眼看肚子饿得咕咕叫,陈遇云忽然听到了门打开的声音,是一身灰色大衣的赵闵出来了,他客气的走过来敲响秘书室的门:“陈小姐,麻烦帮我们点一下饭吧。”

“好的,请问有什么忌口和喜好吗?”

赵闵微笑:“特殊时间,顾不上吃好喝好,能补充体力就行,我们都不挑食的,如果你有选择困难症的话,我的建议是米饭。”

“行。”陈遇云难得也笑了。不挑食对于点饭的人来说简直就是最大的美德,在陨石跟一堆外国人工作的时候,一个个都有各种各样的过敏源,或者要么是素食主义者却想吃汉堡,陈遇云在点过一次饭后就把这个重任转交给别人了。

赵闵交代完后没走,反而走进了这间小小的秘书室。

“第一次在京华见面的时候,我是怎么都没想到陈小姐居然会在这间秘书室里坐着。”赵闵见这里没有椅子,索性玉树临风的站在了桌子面前,“该说陈小姐你时运不济呢,还是命运弄人呢。”

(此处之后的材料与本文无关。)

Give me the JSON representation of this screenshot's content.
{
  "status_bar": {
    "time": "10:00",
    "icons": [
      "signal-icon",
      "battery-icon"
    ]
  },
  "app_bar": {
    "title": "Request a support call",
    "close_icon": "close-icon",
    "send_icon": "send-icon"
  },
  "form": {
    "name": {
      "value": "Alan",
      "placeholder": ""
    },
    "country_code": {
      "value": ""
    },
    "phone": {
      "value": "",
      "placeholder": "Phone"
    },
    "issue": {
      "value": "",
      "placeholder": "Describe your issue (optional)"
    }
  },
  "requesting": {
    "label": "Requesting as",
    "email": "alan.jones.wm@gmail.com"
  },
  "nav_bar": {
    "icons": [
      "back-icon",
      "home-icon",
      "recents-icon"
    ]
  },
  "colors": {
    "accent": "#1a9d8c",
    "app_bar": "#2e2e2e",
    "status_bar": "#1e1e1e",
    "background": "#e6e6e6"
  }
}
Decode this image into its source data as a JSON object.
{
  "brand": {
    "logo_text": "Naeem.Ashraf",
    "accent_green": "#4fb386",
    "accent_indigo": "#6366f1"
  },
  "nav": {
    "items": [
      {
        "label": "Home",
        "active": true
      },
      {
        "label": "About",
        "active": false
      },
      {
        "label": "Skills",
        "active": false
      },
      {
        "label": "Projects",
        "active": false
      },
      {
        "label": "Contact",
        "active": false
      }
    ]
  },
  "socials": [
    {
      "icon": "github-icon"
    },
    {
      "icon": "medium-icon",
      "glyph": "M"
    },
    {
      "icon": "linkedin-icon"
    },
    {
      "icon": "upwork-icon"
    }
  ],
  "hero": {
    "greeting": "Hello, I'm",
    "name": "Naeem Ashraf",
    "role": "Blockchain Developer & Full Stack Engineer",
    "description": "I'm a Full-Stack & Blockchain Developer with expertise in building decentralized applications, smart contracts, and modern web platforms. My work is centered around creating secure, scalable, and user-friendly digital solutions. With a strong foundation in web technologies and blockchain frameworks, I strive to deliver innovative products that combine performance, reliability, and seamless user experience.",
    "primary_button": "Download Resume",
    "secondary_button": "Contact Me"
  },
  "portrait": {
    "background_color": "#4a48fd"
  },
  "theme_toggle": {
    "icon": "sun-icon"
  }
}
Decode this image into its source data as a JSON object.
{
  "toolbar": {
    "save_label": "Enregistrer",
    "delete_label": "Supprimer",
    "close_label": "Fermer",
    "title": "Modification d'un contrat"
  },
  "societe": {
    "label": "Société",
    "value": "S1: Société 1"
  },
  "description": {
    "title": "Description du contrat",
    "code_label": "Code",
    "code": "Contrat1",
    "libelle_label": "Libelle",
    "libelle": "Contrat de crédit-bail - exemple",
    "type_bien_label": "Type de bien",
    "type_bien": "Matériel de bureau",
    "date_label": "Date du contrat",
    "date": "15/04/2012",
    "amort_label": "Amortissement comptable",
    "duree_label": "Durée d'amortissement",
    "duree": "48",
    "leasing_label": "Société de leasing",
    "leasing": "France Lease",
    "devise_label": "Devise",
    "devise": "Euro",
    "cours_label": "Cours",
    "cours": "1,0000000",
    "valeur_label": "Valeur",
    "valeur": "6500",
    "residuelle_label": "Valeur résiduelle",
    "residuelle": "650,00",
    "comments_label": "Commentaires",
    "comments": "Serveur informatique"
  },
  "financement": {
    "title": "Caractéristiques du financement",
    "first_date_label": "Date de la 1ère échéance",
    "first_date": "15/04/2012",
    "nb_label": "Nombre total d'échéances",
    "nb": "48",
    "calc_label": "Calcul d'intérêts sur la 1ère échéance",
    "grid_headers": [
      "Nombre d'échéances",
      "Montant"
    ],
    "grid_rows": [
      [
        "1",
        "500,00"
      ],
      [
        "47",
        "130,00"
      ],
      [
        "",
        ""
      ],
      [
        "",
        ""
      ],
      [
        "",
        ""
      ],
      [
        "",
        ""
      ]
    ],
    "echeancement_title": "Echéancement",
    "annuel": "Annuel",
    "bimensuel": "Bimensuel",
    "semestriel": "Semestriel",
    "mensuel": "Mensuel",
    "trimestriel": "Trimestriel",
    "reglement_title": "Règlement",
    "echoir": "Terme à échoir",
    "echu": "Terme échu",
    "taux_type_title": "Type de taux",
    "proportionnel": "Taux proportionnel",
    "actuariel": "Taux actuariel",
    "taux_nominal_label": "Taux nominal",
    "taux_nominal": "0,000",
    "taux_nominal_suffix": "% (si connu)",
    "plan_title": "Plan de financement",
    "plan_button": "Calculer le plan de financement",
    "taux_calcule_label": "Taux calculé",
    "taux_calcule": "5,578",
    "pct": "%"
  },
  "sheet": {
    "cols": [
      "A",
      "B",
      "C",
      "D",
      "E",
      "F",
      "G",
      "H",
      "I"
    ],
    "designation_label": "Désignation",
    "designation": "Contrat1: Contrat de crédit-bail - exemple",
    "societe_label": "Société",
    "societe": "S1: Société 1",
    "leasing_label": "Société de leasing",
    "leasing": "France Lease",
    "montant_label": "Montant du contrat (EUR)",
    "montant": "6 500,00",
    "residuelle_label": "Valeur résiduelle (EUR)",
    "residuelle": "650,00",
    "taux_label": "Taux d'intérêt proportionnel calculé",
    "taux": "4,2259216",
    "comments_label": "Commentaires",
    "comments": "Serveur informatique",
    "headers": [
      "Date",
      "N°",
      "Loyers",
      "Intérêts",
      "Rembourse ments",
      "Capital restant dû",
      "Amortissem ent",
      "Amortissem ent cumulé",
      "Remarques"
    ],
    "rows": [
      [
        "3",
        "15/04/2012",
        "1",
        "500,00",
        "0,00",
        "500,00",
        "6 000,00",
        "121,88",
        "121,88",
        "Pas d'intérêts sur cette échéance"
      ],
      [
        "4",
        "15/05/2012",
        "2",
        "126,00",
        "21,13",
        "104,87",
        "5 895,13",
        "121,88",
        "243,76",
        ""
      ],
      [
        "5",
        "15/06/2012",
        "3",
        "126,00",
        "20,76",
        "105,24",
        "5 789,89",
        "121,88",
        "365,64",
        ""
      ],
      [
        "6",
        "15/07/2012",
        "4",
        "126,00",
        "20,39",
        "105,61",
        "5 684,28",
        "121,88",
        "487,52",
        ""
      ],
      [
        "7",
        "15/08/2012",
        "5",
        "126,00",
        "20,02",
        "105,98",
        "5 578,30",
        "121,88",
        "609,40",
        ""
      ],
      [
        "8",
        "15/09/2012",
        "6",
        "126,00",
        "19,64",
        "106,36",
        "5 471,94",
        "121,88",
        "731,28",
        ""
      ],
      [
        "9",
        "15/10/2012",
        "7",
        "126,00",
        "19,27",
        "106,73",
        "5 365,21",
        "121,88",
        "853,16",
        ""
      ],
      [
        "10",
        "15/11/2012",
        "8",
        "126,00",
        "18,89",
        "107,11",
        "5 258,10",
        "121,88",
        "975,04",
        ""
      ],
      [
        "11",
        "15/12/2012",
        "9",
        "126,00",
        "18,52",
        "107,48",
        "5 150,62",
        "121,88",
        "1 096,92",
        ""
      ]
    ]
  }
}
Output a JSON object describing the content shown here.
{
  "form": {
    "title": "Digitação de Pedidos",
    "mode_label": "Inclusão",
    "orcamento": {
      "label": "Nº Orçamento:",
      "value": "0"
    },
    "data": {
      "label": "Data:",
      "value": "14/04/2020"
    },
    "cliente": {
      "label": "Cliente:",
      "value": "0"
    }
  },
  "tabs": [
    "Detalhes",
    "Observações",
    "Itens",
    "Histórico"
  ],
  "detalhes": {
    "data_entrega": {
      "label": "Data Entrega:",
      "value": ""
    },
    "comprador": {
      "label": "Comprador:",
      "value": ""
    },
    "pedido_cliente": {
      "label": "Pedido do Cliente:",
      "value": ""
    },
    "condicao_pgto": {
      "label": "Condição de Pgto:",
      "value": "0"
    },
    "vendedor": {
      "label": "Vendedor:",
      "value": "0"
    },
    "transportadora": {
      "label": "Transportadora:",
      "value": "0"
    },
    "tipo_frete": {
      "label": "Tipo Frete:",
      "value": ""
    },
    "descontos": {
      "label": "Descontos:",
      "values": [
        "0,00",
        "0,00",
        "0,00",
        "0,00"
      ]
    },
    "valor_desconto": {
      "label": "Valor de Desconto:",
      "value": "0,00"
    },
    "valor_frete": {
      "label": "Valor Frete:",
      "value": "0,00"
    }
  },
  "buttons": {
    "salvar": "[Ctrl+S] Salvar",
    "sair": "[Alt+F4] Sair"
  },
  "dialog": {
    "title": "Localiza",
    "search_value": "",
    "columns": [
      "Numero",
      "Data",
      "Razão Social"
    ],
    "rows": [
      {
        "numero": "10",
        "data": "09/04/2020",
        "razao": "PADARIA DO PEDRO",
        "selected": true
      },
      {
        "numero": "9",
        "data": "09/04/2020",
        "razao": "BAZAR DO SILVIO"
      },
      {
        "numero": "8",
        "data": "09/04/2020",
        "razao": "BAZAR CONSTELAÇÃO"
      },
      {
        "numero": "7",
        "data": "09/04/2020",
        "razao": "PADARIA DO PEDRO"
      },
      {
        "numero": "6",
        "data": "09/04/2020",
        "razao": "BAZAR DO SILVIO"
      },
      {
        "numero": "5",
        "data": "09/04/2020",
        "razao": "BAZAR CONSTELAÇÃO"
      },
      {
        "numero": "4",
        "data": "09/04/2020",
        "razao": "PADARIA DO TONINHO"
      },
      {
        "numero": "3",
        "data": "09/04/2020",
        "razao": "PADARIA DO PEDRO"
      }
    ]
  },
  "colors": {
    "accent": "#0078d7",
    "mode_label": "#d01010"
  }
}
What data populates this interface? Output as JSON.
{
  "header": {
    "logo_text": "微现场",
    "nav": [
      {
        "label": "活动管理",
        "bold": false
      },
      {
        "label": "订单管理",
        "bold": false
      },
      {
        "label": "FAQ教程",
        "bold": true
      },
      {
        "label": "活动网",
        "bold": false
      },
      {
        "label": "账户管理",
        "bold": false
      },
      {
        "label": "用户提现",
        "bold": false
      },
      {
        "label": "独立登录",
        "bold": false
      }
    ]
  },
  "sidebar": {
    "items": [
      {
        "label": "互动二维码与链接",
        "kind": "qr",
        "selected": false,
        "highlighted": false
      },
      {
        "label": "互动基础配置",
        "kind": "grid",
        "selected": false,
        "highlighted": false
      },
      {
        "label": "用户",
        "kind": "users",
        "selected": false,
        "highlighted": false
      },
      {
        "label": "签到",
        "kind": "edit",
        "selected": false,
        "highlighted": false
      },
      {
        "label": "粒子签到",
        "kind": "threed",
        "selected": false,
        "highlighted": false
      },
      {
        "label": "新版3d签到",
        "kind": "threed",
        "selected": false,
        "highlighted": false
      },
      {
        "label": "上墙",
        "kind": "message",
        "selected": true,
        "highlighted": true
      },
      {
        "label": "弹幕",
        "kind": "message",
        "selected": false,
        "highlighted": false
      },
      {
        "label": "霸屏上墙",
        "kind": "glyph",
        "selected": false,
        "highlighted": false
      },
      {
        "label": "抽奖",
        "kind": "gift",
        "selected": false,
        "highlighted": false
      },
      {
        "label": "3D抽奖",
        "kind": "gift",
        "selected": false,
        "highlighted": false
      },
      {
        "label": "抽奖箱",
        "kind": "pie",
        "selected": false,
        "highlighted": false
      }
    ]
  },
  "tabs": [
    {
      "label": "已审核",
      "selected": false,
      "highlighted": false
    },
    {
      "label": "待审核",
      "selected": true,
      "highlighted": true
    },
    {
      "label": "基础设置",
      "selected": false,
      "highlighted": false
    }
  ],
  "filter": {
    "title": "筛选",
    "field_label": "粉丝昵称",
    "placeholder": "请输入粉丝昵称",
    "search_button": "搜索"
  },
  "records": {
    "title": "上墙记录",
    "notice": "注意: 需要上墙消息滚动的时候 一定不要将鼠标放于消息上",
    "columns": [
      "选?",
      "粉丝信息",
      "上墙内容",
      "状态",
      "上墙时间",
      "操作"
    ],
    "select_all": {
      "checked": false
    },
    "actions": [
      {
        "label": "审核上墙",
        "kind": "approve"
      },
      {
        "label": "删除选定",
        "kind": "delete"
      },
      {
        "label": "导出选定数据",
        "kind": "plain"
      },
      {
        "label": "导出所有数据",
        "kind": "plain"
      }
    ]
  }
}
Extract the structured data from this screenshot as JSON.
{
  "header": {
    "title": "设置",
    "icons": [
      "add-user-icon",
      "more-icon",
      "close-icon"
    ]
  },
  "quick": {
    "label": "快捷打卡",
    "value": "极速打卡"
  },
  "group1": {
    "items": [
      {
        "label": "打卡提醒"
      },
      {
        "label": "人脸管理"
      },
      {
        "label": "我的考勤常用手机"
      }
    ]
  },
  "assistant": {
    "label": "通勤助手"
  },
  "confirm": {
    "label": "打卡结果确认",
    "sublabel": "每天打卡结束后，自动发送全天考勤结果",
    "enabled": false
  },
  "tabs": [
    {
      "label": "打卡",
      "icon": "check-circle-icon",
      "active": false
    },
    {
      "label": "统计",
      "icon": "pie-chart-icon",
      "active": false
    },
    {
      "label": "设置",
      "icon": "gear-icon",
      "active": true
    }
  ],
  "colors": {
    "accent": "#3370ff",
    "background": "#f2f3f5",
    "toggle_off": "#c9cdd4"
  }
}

陈遇云危险的眯起眼睛看了看这位赵律师,她可没忘昨天何珍茵被赵闵坑过的事情,赵闵看着一副高级知识分子的儒雅模样,其实是个心比炭黑的黑心狐狸。

他没事在这找她搭讪作甚?陈遇云面色平静的道:“赵律师,你说的这两个成语好像是一个意思吧。”

“哦?”赵闵状似不好意思的摸了摸下巴,“是吧,我也觉得,陈小姐你忙碌这么久,不也是兜兜转转回到原点了吗。”

这个家伙打什么机锋,陈遇云有点无语:“赵律师是不是有点闲,没事的话可以替我去给你们办公室里面的人泡杯茶。我不方便进去。”